Weitere geplante Änderungen im Kurzüberblick

(1) EStG: Buchwertübertragung zwischen beteiligungsidentischen Personengesellschaften.
(2) UStG: Ermittlung des nicht abziehbaren Teils der Vorsteuerbeträge, Besteuerungsort von virtuellen Veranstaltungen/Tätigkeiten, Neufassung der Steuerbefreiung für sportliche Veranstaltungen.
(3) GrEStG: Regelung zur Zurechnung eines Grundstücks bei Verwirklichung der Ergänzungstatbestände nach § 1 Abs. 2a bis 3a GrEStG.

Weitere Schritte

Da es sich um einen noch nicht offiziell veröffentlichten Referentenentwurf aus der sog. regierungsinternen Frühkoordinierung handelt, sind bis zum Abschluss des Gesetzgebungsverfahrens noch zahlreiche Änderungen gegenüber dem aktuell vorliegenden Entwurfstext zu erwarten.
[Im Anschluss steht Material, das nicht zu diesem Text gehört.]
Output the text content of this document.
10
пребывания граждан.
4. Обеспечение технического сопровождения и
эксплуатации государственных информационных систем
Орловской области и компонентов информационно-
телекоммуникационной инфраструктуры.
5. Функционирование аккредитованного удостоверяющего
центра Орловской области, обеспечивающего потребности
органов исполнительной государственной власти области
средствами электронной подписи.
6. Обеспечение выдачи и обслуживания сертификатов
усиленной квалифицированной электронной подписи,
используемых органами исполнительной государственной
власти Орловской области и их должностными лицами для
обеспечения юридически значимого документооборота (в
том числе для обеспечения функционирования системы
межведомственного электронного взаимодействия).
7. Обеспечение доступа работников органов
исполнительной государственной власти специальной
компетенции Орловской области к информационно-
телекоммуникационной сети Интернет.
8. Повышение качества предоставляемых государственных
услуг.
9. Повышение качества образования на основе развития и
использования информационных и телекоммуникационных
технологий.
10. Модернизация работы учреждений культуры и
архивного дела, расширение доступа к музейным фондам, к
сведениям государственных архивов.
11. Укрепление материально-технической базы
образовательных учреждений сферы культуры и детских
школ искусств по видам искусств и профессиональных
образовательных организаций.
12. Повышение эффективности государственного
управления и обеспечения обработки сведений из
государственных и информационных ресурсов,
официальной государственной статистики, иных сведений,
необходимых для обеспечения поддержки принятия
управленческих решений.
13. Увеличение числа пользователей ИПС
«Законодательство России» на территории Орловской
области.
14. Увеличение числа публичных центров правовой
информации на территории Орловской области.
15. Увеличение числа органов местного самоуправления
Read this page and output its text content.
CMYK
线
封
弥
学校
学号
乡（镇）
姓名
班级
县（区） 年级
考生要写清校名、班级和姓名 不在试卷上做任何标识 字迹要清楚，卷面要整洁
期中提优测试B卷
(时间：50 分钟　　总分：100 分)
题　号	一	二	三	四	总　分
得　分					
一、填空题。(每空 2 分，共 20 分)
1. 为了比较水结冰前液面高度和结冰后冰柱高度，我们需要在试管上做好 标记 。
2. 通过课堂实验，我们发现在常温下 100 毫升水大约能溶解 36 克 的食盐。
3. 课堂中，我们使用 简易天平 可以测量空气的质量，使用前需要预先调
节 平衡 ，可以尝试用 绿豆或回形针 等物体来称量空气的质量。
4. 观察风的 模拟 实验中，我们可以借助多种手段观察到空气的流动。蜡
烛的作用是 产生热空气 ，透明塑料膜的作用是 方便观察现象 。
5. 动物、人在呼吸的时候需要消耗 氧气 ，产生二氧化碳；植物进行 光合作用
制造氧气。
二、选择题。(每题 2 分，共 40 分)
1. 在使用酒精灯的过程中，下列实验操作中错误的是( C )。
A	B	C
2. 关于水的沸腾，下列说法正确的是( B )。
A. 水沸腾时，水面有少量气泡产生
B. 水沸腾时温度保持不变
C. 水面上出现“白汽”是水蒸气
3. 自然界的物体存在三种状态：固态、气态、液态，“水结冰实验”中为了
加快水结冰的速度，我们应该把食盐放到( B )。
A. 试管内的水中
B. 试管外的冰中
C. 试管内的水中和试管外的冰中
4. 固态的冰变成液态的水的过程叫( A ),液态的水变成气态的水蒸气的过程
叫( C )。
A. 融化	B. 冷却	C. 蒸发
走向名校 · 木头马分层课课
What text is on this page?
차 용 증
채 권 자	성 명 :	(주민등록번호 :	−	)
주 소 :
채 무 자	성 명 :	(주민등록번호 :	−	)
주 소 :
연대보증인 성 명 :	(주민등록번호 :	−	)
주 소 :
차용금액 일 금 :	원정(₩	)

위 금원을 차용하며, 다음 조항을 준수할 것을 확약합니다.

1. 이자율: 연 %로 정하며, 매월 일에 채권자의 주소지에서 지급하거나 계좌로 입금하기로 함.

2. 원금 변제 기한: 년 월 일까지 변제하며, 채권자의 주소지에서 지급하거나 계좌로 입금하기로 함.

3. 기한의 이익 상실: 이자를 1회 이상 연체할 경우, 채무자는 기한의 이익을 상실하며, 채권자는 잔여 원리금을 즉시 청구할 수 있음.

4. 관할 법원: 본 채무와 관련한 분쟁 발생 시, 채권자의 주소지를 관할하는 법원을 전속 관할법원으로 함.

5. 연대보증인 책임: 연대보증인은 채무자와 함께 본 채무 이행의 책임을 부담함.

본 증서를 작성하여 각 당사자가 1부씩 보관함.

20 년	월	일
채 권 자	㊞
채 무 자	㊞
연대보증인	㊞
Die Stellungnahmen der Verbände und die sog. Ressortabstimmung stehen noch aus. Ein Beschluss der Bundesregierung über den Entwurf des JStG 2024 soll noch vor der parlamentarischen Sommerpause erfolgen. Im Herbst 2024 dürften sich dann die Beratungen im Bundestag und Bundesrat anschließen. Mit dem Abschluss des Gesetzgebungsverfahrens ist wohl erst zum Jahresende zu rechnen.